Sorry, Mauro and Massimo, but my pictures of you were underexposed.
¶
And finally, the princess of Italian type, Silvia Sfligiotti,
who gave a grand survey of the state of type in Italy.
She is the co-editor
of the magnificent book on Contemporary Type Design
in Italy (AIAP, 2002). She is also
one of the authors of "La grafica in Italia", an
overview of Italian graphic design in the twentieth century.
She teaches editorial design at the Accademia di Comunicazione in Milano,
where she is co-owner of Studio Bianca (since 1997).
The original title of her talk was Dopo Novarese?,
since Novarese left such a tremendous void that Italian designers had to look
to European (non-Italian) examples in the nineties, as there was
no Italian tradition. In her survey, she stressed
that there is a healthy revival underway.

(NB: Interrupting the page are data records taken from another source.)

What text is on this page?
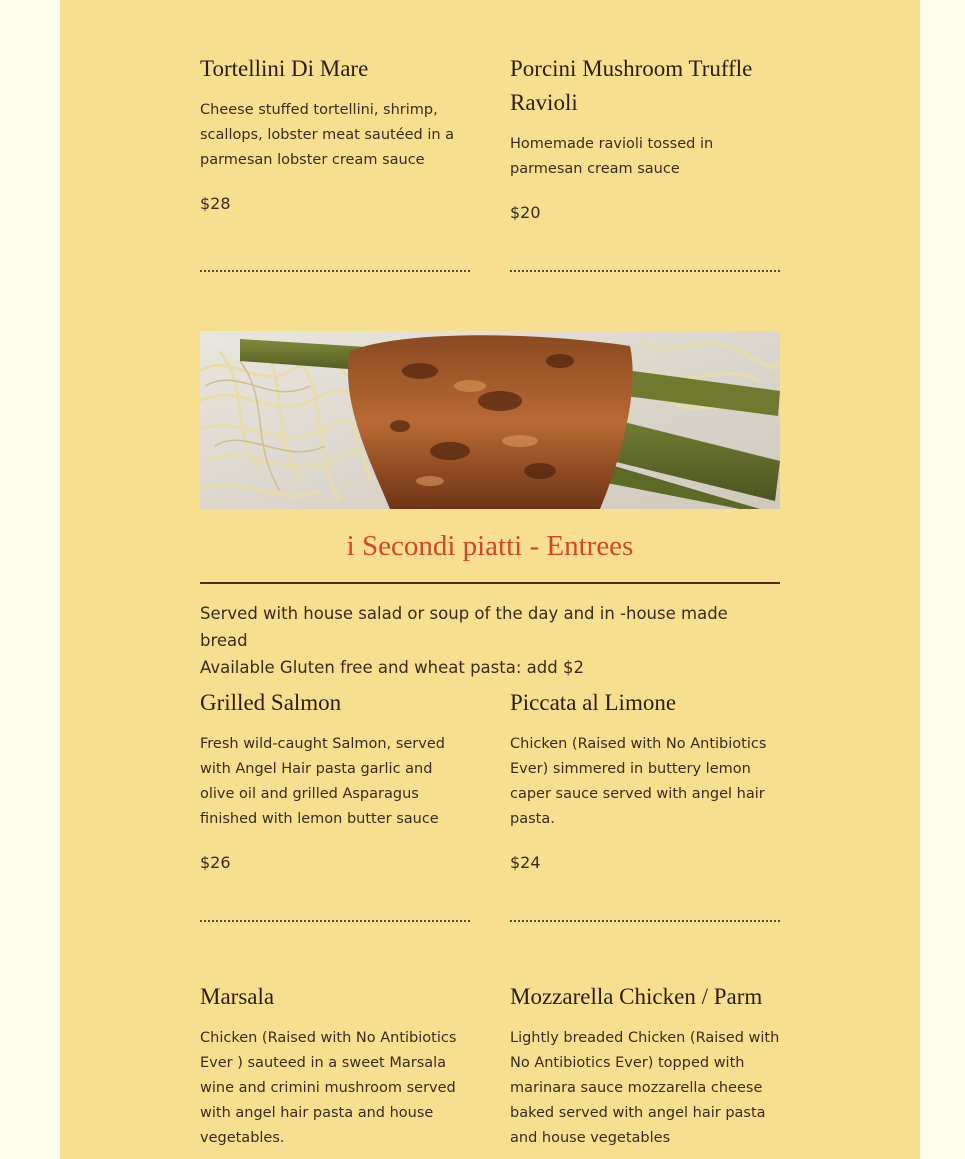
Tortellini Di Mare

Cheese stuffed tortellini, shrimp, scallops, lobster meat sautéed in a parmesan lobster cream sauce

$28

Porcini Mushroom Truffle Ravioli

Homemade ravioli tossed in parmesan cream sauce

$20

i Secondi piatti - Entrees
Served with house salad or soup of the day and in -house made bread
Available Gluten free and wheat pasta: add $2
Grilled Salmon

Fresh wild-caught Salmon, served with Angel Hair pasta garlic and olive oil and grilled Asparagus finished with lemon butter sauce

$26

Piccata al Limone

Chicken (Raised with No Antibiotics Ever) simmered in buttery lemon caper sauce served with angel hair pasta.

$24

Marsala

Chicken (Raised with No Antibiotics Ever ) sauteed in a sweet Marsala wine and crimini mushroom served with angel hair pasta and house vegetables.

Mozzarella Chicken / Parm

Lightly breaded Chicken (Raised with No Antibiotics Ever) topped with marinara sauce mozzarella cheese baked served with angel hair pasta and house vegetables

She mentioned some of the speakers I introduced above, as
well as some notable absentees: Claudio Piccinini, the people from
Design Lab in Milan (Jane Patterson et al), Antonio Pace
(the Frankfurt-based designer of Linotype Gianotten, a Bodoni for small
sizes), Albert Pinggera (ex-MetaDesign, who worked with FontShop and studied in
The Hague),
Anna Roncchi (who with James Clough has a large role in Italian calligraphy),
Giovanni Lussu (of course!),
Francesco Messina (who modified Fairfield into Bomfield),
Paolo Palma (who makes interesting use of type based on modular elements),
Matteo Federico Bologna (who moved from his native Milan to New York where
he founded Mucca Design; the designer of Pravda, a Cyrillic simulation font,
Rizzoli, a nice take on Bodoni, Lettera Trentadue, New Tuscany Bold and Cut Up),
Roberto Bagatti (who works for MTV, and designed Grimoire),
Mario Piazza, and several others.
A few noteworthy remarks: she basically dismissed Pinggera as
"non-Italian" because he was too much influenced by the Dutch.
She liked Pace's Cita type for the city of Milan
(round extremities, dotless i, erased baseline),
but she did not see the spiritual link with the city of Milan.
Now, get off your chair, and order her book!